Temporal-difference Learning and the Coming of Artificial Intelligence

Richard Sutton - University of Alberta

Oct. 3, 2014, 2:30 p.m. - None

MC 12

When mankind finally comes to understand the principles of intelligence, and how they can be embodied in machines, it will be the most important discovery of our age, perhaps of any age. The coming of AI is not imminent, but for almost everybody now alive the chance of it happening in their lifetimes is nonnegligible. For AI researchers, it is a great prize; though we rarely talk about it, we should be discussing now how our efforts might contribute to attaining it. In this talk, I review these considerations and how they have led me to focus on general learning algorithms for real-time prediction and control. In particular, I focus on temporal-difference (TD) learning, a method specialized for making long-term predictions from unprepared data, such as could be obtained by a robot interacting with its environment without human supervision. I present recent results that have deepened our understanding of TD learning and that suggests how it may be relevant to perception and to the acquisition of world knowledge generally. TD learning may not be key to the coming of AI, but it is a good example of the kind of research that could make a fundamental contribution to it.
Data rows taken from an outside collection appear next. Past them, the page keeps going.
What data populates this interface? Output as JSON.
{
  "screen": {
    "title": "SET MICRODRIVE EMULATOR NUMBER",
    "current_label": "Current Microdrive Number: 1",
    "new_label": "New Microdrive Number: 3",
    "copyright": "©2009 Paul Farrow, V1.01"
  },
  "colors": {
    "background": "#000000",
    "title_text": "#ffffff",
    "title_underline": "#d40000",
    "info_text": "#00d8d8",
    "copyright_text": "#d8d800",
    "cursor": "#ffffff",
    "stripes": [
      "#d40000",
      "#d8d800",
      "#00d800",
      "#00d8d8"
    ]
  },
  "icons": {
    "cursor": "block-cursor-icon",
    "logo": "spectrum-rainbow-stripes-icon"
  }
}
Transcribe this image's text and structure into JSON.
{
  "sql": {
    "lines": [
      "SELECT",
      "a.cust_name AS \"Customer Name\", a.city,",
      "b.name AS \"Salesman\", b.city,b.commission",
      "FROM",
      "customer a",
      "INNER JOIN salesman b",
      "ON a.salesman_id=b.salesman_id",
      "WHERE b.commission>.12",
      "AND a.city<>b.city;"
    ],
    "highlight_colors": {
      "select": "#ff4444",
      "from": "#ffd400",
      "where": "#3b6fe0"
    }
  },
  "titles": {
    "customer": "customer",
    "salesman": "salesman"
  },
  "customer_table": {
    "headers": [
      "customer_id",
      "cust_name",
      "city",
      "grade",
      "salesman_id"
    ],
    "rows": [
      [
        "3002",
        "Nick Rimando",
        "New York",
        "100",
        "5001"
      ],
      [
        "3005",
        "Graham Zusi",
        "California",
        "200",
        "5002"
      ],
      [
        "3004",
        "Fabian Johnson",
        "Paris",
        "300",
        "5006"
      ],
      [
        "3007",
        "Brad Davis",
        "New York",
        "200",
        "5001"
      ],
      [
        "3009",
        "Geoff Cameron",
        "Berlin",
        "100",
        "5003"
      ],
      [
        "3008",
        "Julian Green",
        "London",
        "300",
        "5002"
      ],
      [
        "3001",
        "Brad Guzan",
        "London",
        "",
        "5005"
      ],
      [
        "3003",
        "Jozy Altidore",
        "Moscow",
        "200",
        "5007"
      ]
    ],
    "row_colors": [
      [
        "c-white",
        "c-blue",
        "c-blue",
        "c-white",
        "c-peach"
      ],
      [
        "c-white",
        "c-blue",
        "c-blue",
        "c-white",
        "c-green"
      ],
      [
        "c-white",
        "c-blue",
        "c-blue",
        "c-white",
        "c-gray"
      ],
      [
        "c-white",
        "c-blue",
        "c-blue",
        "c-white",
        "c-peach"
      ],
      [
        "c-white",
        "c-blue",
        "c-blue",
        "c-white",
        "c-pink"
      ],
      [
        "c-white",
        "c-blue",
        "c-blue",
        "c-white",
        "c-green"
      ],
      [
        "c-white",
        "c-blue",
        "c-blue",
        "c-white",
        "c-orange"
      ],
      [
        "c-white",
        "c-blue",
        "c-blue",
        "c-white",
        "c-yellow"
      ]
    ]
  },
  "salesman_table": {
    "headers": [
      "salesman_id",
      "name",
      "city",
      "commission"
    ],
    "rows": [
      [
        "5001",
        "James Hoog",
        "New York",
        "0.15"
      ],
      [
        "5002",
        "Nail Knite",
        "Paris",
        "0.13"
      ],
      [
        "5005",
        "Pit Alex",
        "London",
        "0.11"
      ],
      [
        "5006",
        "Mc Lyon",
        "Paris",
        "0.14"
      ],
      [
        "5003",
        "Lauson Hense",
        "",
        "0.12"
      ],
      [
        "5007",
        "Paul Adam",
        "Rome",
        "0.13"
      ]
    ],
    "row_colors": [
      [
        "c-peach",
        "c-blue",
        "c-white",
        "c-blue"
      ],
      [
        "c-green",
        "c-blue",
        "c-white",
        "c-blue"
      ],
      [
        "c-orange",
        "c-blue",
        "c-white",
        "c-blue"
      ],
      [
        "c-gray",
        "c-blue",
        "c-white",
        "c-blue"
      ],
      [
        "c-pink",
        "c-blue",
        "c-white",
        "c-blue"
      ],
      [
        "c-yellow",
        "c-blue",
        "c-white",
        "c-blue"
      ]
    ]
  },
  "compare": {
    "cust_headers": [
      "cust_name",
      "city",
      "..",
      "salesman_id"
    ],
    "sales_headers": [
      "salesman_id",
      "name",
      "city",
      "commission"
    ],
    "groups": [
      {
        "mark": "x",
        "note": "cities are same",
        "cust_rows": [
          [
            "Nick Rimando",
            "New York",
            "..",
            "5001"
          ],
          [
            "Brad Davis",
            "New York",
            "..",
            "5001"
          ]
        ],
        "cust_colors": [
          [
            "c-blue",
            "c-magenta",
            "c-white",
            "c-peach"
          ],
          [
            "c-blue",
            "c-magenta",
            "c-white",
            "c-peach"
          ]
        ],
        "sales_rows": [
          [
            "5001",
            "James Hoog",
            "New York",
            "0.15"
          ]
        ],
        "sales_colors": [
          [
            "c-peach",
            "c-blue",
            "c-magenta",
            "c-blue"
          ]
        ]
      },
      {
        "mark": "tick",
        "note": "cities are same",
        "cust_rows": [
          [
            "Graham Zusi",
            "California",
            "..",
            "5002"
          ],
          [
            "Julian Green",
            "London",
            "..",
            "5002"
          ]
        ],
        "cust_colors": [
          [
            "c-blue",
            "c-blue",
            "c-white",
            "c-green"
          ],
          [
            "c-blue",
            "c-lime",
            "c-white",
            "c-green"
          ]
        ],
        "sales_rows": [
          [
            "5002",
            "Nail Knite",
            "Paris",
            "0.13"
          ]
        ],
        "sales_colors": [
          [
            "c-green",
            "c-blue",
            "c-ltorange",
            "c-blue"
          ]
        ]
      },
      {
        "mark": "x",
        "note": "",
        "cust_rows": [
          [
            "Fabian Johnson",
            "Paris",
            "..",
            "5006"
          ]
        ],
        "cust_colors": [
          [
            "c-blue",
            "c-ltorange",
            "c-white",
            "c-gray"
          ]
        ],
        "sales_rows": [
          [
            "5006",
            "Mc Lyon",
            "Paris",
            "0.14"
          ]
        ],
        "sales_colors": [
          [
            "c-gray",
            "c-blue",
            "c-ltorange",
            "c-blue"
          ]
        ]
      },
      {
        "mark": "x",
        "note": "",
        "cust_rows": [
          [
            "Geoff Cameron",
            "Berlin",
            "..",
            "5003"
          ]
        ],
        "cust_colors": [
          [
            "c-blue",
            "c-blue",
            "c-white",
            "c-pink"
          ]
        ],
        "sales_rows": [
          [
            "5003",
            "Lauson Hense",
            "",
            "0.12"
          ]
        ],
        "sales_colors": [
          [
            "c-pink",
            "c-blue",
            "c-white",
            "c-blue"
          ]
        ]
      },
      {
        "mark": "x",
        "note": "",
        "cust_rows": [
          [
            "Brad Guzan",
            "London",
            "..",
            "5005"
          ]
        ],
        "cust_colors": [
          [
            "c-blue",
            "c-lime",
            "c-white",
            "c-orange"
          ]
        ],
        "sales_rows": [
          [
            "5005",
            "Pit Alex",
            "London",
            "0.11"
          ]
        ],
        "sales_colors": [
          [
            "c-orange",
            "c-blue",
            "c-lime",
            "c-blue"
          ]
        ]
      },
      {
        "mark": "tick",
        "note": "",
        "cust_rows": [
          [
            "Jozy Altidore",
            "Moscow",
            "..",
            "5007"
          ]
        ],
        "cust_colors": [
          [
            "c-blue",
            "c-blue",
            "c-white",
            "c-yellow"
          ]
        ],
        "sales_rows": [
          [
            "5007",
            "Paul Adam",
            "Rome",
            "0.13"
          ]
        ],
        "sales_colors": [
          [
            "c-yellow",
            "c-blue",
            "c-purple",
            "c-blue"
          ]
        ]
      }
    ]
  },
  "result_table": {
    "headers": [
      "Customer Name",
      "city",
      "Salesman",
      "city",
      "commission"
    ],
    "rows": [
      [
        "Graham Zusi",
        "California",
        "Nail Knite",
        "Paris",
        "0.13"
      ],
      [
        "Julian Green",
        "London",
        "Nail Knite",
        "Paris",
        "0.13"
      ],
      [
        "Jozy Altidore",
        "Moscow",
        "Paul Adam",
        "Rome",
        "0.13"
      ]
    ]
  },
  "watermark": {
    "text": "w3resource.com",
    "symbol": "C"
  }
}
Richard S. Sutton is a professor and iCORE chair in the department of computing science at the University of Alberta. He is a fellow of the Association for the Advancement of Artificial Intelligence and co-author of the textbook Reinforcement Learning: An Introduction from MIT Press. Before joining the University of Alberta in 2003, he worked in industry at AT&T and GTE Labs, and in academia at the University of Massachusetts. He received a PhD in computer science from the University of Massachusetts in 1984 and a BA in psychology from Stanford University in 1978. Rich's research interests center on the learning problems facing a decision-maker interacting with its environment, which he sees as central to artificial intelligence. He is also interested in animal learning psychology, in connectionist networks, and generally in systems that continually improve their representations and models of the world.